Each SPX242-94 motor weighs just 33 kilograms. That modest figure allows McMurtry to preserve the car’s compact footprint without sacrificing explosive acceleration. In a segment where every kilogram matters, shaving weight from the powertrain directly enhances agility and response.

The motors work in tandem with McMurtry’s patented Downforce on Demand fan system, which actively sucks the car onto the track surface. The result borders on absurd. The Spéirling can sprint from 0 to 60 mph, approximately 96 km/h, in just 1.5 seconds.

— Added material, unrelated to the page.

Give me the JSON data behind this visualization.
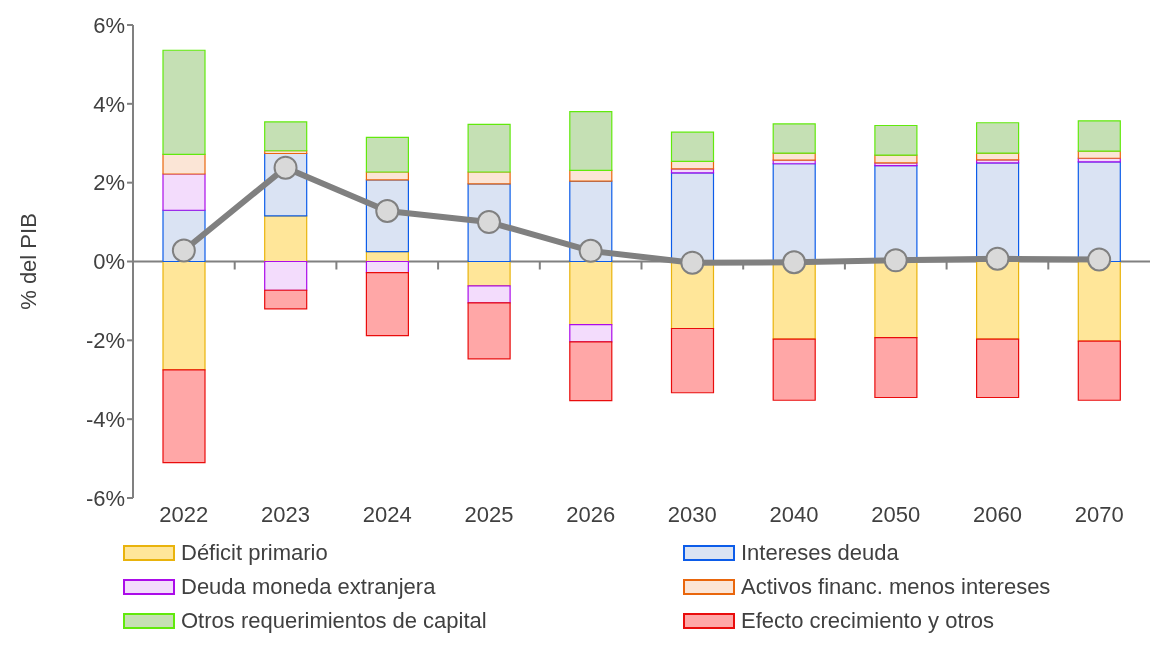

That places it ahead of virtually every series production internal combustion or electric rival.

More than a supplier contract

Helix’s involvement is not a routine supplier arrangement. It is a technical showcase. The company previously provided powertrain components for projects including the Aston Martin Valkyrie and the Lotus Evija, both regarded as engineering flagships in their own right.

By partnering with McMurtry, Helix underlines its position at the cutting edge of high performance electric propulsion. The focus is not on mass production volumes but on maximising power density, thermal efficiency and reliability under extreme load.

First customer deliveries of the Spéirling PURE are scheduled for 2026. In a market crowded with headline figures and marketing bravado, this project stands out for a simpler reason. It proves that when weight is minimised and engineering is uncompromising, electric performance can feel less like progress and more like a controlled detonation.